The CEO of the airline, Akbar Al Baker, has said that the airline will not take delivery of aircraft for the next two years and aircraft due to be delivered within the next two to three years will be pushed back by up to ten years.

On top of this, the airline will slash about 9,000 jobs as it is set to retire 50 aircraft from its fleet due to the uncertain recovery from the COVID-19 pandemic over the next three years.

Statement from Qatar CEO


With over 15,000 flights operated and 1.8 million passengers brought home, Qatar Airways (QR) established itself as the biggest operator during the current COVID-19 pandemic earlier this month.
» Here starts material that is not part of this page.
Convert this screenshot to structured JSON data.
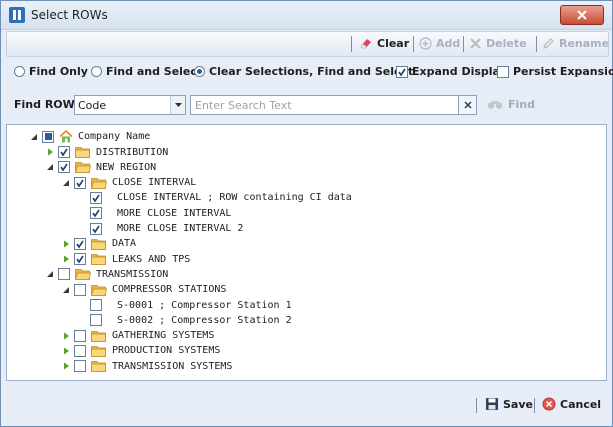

As Qatar Airways Group Chief Executive, His Excellency Mr. Akbar Al Baker, said, “During this crisis, more passengers have chosen to fly with Qatar Airways than any other airline, and we appreciate the trust they have placed in us.”

“We have become the largest global carrier flying over 50 million kilometers to repatriate over 1.8 million passengers on over 15,000 flights. This has enabled us to accumulate unrivaled experience of how to safely and reliably carry passengers during these uncertain times.”

A better position post-COVID-19?

Overall, it appears that Qatar Airways’ strategy has worked substantially well during the COVID-19 pandemic.

Whilst it was a gamble to keep aircraft flying as much as possible, it seems to be paying off to the point that it is likely it will position QR in a far better place on a post-COVID perspective.